Geldof: "Was Sie versprochen haben und was wir fordern, sind allein 700 Millionen Euro in diesem Jahr (. . .) 700 Millionen, Frau Bundeskanzlerin, 700 Millionen sind so wenig (zeigt mit zwei Fingern). Deutschland ist das größte Land in Europa, die größte Volkswirtschaft."

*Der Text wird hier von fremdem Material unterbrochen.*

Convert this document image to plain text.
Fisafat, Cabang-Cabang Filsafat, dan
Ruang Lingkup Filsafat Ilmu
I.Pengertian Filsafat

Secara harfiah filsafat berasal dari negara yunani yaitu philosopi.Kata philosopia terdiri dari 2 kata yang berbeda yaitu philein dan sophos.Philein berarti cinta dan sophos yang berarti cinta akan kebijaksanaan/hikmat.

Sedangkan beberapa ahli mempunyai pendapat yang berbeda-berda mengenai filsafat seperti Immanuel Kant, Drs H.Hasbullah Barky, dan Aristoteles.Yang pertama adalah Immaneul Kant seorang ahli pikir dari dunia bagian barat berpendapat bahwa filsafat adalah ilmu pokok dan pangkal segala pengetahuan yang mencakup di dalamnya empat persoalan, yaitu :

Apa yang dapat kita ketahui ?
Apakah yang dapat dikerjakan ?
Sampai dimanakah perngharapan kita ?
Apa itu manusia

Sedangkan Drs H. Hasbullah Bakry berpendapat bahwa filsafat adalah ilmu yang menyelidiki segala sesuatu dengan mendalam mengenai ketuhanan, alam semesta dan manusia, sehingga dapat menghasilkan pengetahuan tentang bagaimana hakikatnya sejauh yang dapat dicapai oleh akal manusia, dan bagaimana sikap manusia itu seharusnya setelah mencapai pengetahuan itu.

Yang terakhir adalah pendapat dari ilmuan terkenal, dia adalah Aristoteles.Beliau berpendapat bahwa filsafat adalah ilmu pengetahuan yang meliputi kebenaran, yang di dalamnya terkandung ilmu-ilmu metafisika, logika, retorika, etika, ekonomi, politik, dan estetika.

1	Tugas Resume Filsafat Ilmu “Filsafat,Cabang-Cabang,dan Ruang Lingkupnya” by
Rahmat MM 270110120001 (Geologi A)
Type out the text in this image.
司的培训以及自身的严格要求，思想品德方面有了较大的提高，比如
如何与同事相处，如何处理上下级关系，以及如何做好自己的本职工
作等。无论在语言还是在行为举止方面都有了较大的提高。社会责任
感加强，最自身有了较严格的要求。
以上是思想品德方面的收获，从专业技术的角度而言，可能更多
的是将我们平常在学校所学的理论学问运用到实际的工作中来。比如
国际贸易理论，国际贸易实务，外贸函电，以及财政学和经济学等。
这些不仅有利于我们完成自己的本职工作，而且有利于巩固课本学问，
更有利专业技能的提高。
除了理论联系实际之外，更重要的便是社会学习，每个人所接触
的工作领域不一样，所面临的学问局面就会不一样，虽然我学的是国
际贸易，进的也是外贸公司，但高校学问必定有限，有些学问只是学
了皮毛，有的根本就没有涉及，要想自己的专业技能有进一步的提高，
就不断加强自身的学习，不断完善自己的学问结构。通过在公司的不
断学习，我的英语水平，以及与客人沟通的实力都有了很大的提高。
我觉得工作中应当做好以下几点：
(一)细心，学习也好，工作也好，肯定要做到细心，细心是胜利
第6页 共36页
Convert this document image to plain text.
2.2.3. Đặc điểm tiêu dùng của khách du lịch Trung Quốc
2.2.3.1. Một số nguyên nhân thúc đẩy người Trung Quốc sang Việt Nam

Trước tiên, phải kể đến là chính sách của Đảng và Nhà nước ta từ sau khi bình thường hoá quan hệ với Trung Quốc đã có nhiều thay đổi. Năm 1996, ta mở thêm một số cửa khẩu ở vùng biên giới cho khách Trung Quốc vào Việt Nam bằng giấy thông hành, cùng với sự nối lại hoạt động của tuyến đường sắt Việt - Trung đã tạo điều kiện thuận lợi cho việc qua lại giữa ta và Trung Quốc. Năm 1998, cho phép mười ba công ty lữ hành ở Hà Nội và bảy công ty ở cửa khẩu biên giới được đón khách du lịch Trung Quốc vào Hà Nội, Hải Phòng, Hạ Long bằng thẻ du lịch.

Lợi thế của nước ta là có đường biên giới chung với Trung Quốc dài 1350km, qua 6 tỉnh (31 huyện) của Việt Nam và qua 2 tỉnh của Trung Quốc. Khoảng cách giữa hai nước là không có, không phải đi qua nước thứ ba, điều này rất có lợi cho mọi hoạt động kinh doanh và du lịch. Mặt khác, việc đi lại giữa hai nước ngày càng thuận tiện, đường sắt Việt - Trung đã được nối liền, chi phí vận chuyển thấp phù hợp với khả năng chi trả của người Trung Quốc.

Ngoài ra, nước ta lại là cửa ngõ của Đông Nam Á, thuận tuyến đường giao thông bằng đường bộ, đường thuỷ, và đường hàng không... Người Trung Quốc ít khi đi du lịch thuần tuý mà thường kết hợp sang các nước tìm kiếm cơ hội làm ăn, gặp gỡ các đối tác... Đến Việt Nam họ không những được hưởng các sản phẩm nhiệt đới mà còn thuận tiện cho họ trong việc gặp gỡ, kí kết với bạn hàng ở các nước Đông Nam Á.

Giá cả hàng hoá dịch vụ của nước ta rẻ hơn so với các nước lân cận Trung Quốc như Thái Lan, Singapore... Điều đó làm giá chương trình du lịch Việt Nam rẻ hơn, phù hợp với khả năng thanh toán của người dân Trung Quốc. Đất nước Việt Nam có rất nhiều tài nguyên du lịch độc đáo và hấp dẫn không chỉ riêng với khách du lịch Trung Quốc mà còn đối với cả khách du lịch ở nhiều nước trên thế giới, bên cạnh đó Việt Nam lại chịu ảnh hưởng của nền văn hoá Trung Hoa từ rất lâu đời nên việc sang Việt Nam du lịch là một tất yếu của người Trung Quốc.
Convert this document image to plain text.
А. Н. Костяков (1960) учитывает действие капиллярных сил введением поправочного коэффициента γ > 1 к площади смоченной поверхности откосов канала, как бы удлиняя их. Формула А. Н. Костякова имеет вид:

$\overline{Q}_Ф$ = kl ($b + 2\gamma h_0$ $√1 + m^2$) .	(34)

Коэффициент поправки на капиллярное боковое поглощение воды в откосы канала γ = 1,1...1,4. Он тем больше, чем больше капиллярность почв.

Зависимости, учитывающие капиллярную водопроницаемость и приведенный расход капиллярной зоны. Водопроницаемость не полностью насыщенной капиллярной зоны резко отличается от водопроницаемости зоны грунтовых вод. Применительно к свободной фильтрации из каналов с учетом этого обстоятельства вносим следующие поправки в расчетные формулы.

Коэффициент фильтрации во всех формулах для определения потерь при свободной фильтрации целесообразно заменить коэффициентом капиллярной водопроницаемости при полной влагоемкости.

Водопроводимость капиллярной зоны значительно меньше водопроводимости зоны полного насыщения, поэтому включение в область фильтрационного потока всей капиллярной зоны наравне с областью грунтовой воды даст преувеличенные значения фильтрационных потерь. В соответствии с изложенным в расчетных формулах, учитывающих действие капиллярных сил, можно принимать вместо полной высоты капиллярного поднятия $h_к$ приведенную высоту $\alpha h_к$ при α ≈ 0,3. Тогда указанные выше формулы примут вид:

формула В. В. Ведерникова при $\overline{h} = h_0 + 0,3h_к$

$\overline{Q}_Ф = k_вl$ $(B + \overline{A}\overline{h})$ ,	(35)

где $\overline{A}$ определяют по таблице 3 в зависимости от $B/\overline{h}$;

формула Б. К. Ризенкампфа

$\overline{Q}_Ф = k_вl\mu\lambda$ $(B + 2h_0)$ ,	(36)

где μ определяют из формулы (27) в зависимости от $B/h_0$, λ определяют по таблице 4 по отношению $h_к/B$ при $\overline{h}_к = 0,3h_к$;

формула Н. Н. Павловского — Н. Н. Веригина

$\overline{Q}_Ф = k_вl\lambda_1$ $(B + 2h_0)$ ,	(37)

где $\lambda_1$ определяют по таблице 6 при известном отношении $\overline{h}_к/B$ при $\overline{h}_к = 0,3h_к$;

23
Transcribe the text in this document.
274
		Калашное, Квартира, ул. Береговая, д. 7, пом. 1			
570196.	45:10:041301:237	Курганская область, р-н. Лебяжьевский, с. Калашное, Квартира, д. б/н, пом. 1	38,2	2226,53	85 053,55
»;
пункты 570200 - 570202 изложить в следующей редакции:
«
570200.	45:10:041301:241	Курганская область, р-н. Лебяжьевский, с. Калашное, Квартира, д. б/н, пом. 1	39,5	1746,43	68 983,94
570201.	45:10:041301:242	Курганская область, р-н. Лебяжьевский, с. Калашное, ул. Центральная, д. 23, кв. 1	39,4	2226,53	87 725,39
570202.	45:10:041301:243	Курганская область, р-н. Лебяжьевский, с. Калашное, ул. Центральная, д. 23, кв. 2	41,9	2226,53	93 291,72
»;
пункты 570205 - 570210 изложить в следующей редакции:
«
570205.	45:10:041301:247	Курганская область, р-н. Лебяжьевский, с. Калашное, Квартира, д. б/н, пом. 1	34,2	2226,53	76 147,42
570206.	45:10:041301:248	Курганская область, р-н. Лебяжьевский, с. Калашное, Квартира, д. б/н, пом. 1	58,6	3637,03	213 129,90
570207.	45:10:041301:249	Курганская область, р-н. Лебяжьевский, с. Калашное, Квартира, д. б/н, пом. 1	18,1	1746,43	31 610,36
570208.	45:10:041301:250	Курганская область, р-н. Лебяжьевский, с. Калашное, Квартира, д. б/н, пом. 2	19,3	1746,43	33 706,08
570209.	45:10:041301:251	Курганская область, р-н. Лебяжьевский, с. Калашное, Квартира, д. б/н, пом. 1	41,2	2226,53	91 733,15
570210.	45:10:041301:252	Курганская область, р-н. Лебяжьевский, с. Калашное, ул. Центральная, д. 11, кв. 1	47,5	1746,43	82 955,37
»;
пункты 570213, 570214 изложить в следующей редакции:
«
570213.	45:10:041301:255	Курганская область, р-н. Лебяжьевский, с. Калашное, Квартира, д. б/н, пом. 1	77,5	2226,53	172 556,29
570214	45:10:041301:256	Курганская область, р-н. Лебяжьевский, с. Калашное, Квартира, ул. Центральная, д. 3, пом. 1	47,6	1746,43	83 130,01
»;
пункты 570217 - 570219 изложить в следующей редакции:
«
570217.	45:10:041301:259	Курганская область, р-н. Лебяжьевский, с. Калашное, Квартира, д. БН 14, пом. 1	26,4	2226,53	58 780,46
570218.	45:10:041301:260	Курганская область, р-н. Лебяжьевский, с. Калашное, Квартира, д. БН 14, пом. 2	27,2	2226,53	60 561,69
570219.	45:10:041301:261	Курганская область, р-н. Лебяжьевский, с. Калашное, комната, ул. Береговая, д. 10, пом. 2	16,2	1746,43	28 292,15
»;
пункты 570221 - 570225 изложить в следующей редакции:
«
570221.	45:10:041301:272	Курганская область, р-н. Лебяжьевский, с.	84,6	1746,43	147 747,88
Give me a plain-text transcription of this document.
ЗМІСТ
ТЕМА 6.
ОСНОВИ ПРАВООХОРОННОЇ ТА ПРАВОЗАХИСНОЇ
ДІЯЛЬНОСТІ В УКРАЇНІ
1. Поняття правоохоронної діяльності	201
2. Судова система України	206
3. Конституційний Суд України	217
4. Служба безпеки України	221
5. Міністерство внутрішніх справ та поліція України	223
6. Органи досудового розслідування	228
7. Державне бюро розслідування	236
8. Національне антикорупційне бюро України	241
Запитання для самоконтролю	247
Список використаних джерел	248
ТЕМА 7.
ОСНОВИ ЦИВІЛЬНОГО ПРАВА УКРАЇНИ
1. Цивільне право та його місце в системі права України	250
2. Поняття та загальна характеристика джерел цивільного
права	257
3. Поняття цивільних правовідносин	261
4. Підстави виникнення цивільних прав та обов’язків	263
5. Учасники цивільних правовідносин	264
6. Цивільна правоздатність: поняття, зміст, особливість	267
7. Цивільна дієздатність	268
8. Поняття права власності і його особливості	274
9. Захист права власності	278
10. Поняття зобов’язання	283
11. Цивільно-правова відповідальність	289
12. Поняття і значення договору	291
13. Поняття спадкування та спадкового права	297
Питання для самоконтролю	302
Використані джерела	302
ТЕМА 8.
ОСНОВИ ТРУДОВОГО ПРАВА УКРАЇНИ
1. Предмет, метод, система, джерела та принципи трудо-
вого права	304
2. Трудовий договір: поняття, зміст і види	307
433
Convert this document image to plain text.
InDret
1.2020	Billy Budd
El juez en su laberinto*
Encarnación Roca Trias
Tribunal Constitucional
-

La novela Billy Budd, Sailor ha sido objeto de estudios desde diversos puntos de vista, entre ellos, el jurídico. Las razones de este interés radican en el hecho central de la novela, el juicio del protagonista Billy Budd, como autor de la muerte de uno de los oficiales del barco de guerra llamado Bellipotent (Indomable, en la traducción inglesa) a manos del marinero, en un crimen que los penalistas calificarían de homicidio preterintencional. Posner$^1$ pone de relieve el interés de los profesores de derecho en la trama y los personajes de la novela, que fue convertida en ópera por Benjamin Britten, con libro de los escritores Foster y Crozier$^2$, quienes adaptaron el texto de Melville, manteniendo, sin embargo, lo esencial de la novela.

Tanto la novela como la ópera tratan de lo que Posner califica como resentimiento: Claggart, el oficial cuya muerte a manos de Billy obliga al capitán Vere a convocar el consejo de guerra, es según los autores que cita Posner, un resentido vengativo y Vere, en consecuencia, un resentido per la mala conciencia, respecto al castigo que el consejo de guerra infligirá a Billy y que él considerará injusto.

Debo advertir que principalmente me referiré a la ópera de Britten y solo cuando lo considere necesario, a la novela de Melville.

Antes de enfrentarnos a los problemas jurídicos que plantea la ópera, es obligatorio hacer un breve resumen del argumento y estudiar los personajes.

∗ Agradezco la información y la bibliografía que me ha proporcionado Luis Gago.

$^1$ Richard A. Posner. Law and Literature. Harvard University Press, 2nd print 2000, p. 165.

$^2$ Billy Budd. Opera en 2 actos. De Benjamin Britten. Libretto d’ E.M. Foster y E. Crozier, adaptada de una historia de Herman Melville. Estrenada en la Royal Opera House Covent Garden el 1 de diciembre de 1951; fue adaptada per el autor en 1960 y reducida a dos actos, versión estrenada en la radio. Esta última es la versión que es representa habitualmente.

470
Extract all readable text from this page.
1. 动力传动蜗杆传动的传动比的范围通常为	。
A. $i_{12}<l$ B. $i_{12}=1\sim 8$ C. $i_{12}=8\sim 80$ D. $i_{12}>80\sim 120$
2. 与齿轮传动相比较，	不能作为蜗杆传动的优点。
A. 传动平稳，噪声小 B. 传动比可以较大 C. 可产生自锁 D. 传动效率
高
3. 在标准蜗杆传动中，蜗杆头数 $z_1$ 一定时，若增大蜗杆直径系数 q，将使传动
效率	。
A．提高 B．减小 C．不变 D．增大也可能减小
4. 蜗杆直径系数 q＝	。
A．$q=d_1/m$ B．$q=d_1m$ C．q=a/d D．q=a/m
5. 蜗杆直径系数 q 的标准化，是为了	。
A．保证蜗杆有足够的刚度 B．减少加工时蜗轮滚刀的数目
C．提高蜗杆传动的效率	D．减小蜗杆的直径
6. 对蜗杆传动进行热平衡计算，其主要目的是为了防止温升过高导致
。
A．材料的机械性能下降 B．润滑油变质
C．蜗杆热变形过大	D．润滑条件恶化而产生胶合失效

Angela Merkel behandelte den aufgeregten Interviewer freundlich, sagte aber auch, dass Afrika "auf eigenen Beinen stehen müsse". Was nicht in dem Bild-Interview stand, ist in einem vertraulichen Protokoll der Bundesregierung zur Vorbereitung des G-8-Gipfels nachzulesen.

"Sherpa" an "Geldorf"

Unter Punkt "5. - Afrika" findet sich die Passage: "Für den Gipfel will die Bundeskanzlerin ankündigen, dass Deutschland 750 Millionen Euro zusätzlich 2008 in den Haushalt einstellt. Bob Geldorf habe ihr versichert, dass bei einem solchen Schritt er persönlich auf Kritiker wie Herbert Grönemeyer Einfluss nehmen werde, um deren Kritik zu mäßigen."

Dass der Verfasser des fünfseitigen Protokolls, Staatssekretär Bernd Pfaffenbach, "Sherpa" genannt, den Namen Geldof fälschlicherweise "Geldorf" schreibt, ist zu vernachlässigen.

Interessanter ist der Fakt, dass sich die Kanzlerin laut Pfaffenbach "versichern" ließ, dass ein Kritiker der Afrika-Politik wie Grönemeyer ("Deine Stimme gegen Armut") quasi gekauft werden könnte und dass Geldof, der gemeinsam mit Grönemeyer und dem U2-Sänger Bono am 7. Juni in Rostock im Rahmen eines großen Pop-Konzertes Music & Messages auftritt, offenkundig glaubt, dass er Grönemeyer mäßigen kann, wenn das Geld im Beutel klingelt. Für einen Ablasshandel war Grönemeyer bislang nie zu haben.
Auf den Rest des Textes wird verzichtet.